You would think that with each passing game, NMSU would start to look better, but they’ve been as inconsistent as the day is long. Losses to Grand Canyon are understandable, but the Aggies gave up 1.28 points per possession to Cal Baptist in the first game before adjusting to win the second game by 27. They lost the first game on the road at Seattle by 11 before turning around to win by seven in the second game.
You really don’t know what you are going to get from New Mexico State on a game-by-game basis. It has definitely been a throwaway year, but the Aggies could still put it all together and make a run to go to the NCAA Tournament. That would probably start tonight with a good performance against Utah Valley.
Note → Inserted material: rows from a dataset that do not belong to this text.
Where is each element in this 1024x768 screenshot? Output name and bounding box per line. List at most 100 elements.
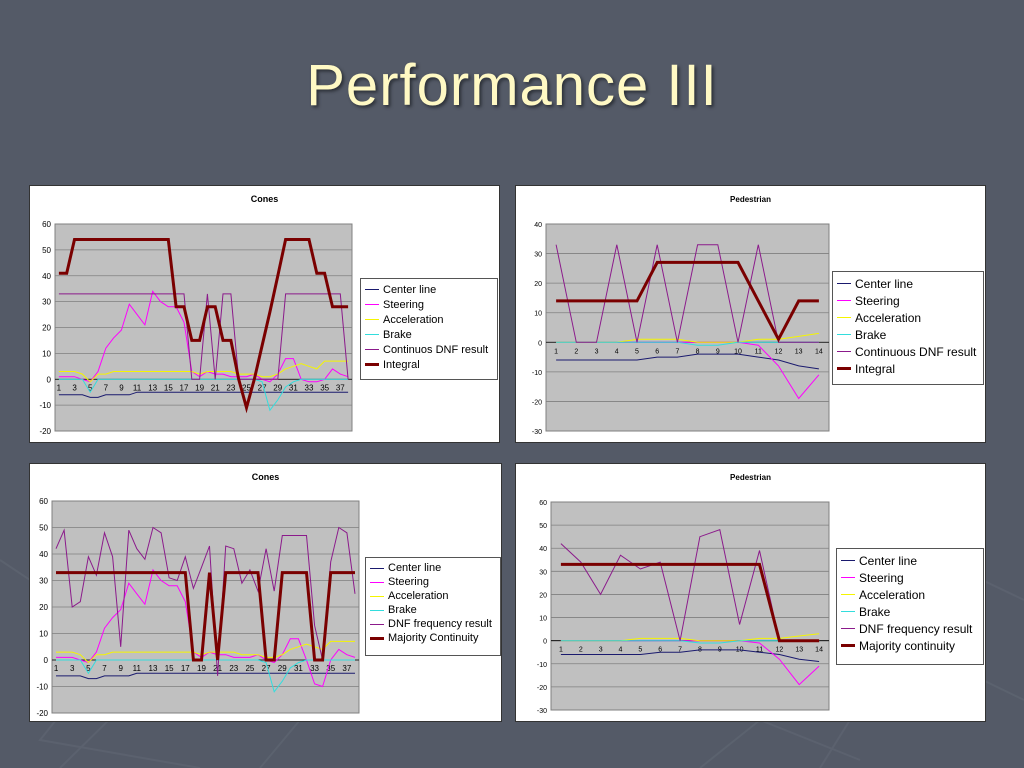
legend-entry: Brake [841, 603, 979, 620]
x-tick-label: 4 [619, 647, 623, 654]
legend-entry: Continuos DNF result [365, 342, 493, 357]
x-tick-label: 37 [336, 383, 345, 392]
legend-entry: Brake [370, 603, 496, 617]
series-line-center-line [56, 672, 355, 680]
x-tick-label: 9 [118, 664, 123, 673]
series-line-center-line [560, 649, 820, 662]
x-tick-label: 11 [756, 647, 763, 654]
legend-entry: Majority continuity [841, 637, 979, 654]
legend-entry: Brake [365, 327, 493, 342]
x-tick-label: 4 [615, 348, 619, 355]
series-line-brake [58, 378, 349, 412]
chart-title: Cones [251, 194, 279, 204]
legend-swatch [837, 367, 851, 370]
legend-swatch [370, 636, 384, 640]
x-tick-label: 1 [54, 664, 59, 673]
x-tick-label: 15 [164, 383, 173, 392]
x-tick-label: 13 [148, 383, 157, 392]
legend-entry: Steering [837, 292, 979, 309]
y-tick-label: 20 [539, 592, 547, 599]
x-tick-label: 19 [197, 664, 206, 673]
x-tick-label: 9 [119, 383, 124, 392]
chart-panel-cones-1: Cones -20 -10 0 10 20 30 40 50 60 1 3 5 7 9 11 13 15 17 19 2… [29, 185, 500, 443]
y-tick-label: -20 [36, 709, 48, 718]
x-tick-label: 14 [815, 348, 823, 355]
x-tick-label: 3 [70, 664, 75, 673]
x-tick-label: 9 [716, 348, 720, 355]
x-tick-label: 19 [195, 383, 204, 392]
x-tick-label: 17 [181, 664, 190, 673]
legend-swatch [841, 577, 855, 578]
legend-swatch [365, 334, 379, 335]
legend-label: Center line [383, 283, 437, 296]
y-tick-label: 50 [42, 246, 51, 255]
legend-swatch [837, 300, 851, 301]
y-tick-label: -20 [39, 427, 51, 436]
legend-label: Continuos DNF result [383, 343, 489, 356]
x-tick-label: 6 [658, 647, 662, 654]
x-tick-label: 7 [675, 348, 679, 355]
x-tick-label: 21 [211, 383, 220, 392]
legend-label: Continuous DNF result [855, 344, 977, 359]
x-tick-label: 35 [320, 383, 329, 392]
legend-label: Acceleration [388, 590, 449, 602]
x-tick-label: 5 [88, 383, 93, 392]
x-tick-label: 29 [273, 383, 282, 392]
series-line-brake [56, 659, 355, 693]
x-tick-label: 11 [133, 383, 142, 392]
legend-entry: Acceleration [837, 309, 979, 326]
x-tick-label: 11 [755, 348, 762, 355]
y-tick-label: 20 [42, 324, 51, 333]
legend-label: Integral [855, 361, 896, 376]
series-line-acceleration [58, 360, 349, 383]
x-tick-label: 37 [342, 664, 351, 673]
chart-legend: Center line Steering Acceleration Brake DNF … [365, 557, 501, 656]
x-tick-label: 5 [638, 647, 642, 654]
plot-area [550, 501, 830, 711]
y-tick-label: 10 [42, 349, 51, 358]
legend-label: DNF frequency result [859, 621, 973, 636]
legend-swatch [370, 567, 384, 569]
series-line-acceleration [56, 640, 355, 664]
y-tick-label: 20 [39, 603, 48, 612]
y-tick-label: 30 [39, 577, 48, 586]
y-tick-label: -30 [537, 708, 547, 715]
legend-swatch [837, 334, 851, 335]
chart-title: Pedestrian [730, 195, 771, 204]
y-tick-label: 0 [44, 656, 49, 665]
y-tick-label: 10 [39, 630, 48, 639]
y-tick-label: -10 [39, 401, 51, 410]
x-tick-label: 2 [574, 348, 578, 355]
legend-label: Steering [388, 576, 429, 588]
x-tick-label: 25 [245, 664, 254, 673]
legend-swatch [837, 283, 851, 284]
x-tick-label: 8 [696, 348, 700, 355]
plot-area [545, 223, 830, 432]
legend-label: Majority continuity [859, 638, 956, 653]
series-line-brake [560, 640, 820, 644]
legend-label: Acceleration [383, 313, 444, 326]
y-tick-label: 20 [534, 281, 542, 288]
legend-entry: Center line [837, 275, 979, 292]
legend-swatch [365, 304, 379, 305]
chart-title: Pedestrian [730, 473, 771, 482]
series-line-majority-continuity [560, 562, 820, 643]
y-tick-label: 10 [534, 311, 542, 318]
chart-panel-pedestrian-2: Pedestrian -30 -20 -10 0 10 20 30 40 50 60 1 2 3 4 5 6 7 8… [515, 463, 986, 722]
y-tick-label: -30 [532, 429, 542, 436]
x-tick-label: 27 [262, 664, 271, 673]
legend-entry: Acceleration [841, 586, 979, 603]
x-tick-label: 3 [595, 348, 599, 355]
legend-swatch [365, 319, 379, 320]
x-tick-label: 35 [326, 664, 335, 673]
x-tick-label: 2 [579, 647, 583, 654]
legend-swatch [837, 317, 851, 318]
y-tick-label: 40 [534, 222, 542, 229]
legend-entry: DNF frequency result [841, 620, 979, 637]
x-tick-label: 12 [775, 647, 783, 654]
chart-panel-pedestrian-1: Pedestrian -30 -20 -10 0 10 20 30 40 1 2 3 4 5 6 7 8 9 10 1… [515, 185, 986, 443]
y-tick-label: 60 [42, 220, 51, 229]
New Mexico State is also a good rebounding team, which could neutralize some of what Utah Valley does well, but the Aggies are allowing opponents to make 51.9% of their twos and 35.3% of their threes. The Aggies are 11th in 3P Rate, so they’ve taken a ton of treys, but are only making 30.3% of those shots. This will only be the team’s third game at Eastwood High School. Surely they’ve been practicing there, but it still has to be quite strange.
Pick & Analysis
Going against a New Mexico State team that is the most talented in the WAC is a bit scary, but they don’t really seem to have everything together to the point where we can reliably expect them to beat an opponent by double digits. Utah Valley gets way too many high-percentage looks at the rim in my opinion for NMSU to get a blowout victory.
My only concern here is that Utah Valley’s free throw shortcomings come into play late in the game, but this could also be a game played to New Mexico State’s slow tempo. Tarleton State slowed Utah Valley down. They seem to play at the tempo of their opponent. A low-possession game makes it even harder to blow a team out.